WARREN, Pa. – Warren County Front porch days marked its third anniversary this weekend, with the event continuing to grow in popularity.
The concept of the event is simple, seeking to help neighbors get to know one another. The growth of the backyard turned many neighbors into strangers. Front Porch Days seek to change that, and in year three, has done an admirable job.
The idea has been over 30 years in the making.
“Four couples from Warren attended the Augusta Heritage Festival, Davis & Elkins College,” said Front Porch Days co-founder Gary Lester. “It’s their summer-long program of folk art and music. We visited the last weekend when there were special shows.
“At a sing-along, a group did a song about front porches and after it, the leader did a monologue about front porches and how we don’t use them like we used to. He said people put everything in the backyard now – BBQs, patios, swings, pools… He said there should be a “National Front Porch Day” when everyone connects with neighbors.”
This intrigued the group from Warren.
“Our group was interested and we caught up to the guy the next day and asked him about National Front Porch Day,” Lester added. “He said ‘Oh, I just made that up on the spot.’ We said we were interested in doing it in Warren and he said Go for it.”

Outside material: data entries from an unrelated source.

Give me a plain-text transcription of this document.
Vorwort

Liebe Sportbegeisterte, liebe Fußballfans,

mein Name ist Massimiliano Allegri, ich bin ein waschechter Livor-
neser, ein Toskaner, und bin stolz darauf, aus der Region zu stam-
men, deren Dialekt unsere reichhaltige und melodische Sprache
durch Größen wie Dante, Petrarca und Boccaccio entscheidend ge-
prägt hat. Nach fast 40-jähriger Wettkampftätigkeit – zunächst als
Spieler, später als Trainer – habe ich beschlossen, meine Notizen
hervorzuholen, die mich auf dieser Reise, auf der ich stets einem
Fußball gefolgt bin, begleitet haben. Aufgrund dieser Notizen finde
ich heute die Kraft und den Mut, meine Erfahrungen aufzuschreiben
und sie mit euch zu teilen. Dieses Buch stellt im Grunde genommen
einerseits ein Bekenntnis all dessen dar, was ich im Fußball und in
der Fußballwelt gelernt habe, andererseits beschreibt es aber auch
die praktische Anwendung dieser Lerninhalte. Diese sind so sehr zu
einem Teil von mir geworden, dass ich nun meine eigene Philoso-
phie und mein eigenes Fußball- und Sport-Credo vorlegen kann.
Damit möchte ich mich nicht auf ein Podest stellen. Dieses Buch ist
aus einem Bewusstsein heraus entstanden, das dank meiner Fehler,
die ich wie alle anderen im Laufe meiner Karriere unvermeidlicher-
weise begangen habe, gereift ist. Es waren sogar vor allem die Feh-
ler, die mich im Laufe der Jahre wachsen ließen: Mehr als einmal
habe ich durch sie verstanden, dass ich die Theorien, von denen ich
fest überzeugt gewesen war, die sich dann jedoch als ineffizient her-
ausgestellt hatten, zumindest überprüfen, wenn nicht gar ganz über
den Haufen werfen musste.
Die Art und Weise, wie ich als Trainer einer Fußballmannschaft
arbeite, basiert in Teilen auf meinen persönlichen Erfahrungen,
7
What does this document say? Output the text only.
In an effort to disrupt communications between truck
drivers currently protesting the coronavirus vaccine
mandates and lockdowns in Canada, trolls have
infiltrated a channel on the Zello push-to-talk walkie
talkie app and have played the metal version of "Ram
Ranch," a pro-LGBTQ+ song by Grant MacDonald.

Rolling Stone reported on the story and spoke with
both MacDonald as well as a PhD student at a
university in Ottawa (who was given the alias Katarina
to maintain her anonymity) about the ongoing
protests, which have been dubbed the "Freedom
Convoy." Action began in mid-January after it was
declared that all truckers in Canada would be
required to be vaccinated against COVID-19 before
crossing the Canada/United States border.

So, after years of thinking about it, what was the impetus behind getting it going?
“Doug Hearn wrote a letter to the editor saying how charmed he was when Marge and Pete Smith greeted him as we walked by their porch and invited him to sit and chat,” Lester said. “I contacted Doug and told him the old story and he said ‘let’s do it!.”
And from a humble beginning, it continues to gain momentum.
“The first year, we just did a few neighborhoods,” Lester said. “Last year, we expanded into other municipalities and we’re doing that now. We found people who would put signs in their yards and encourage people to take part. The idea is for people to take time to sit on their porches, their driveways, their lawns and engage with neighbors
“Some are having refreshment, there has been music. People are also encouraged to walk around their neighborhoods and connect that way.”
The event ended with a bang at Betts Park, with a community sing-a-long at the Defrees Pavilion.
“Our pipe dream is to see this grow with state-wide involvement and ultimately for Warren to be the home of the National Front Porch Day,” Lester said.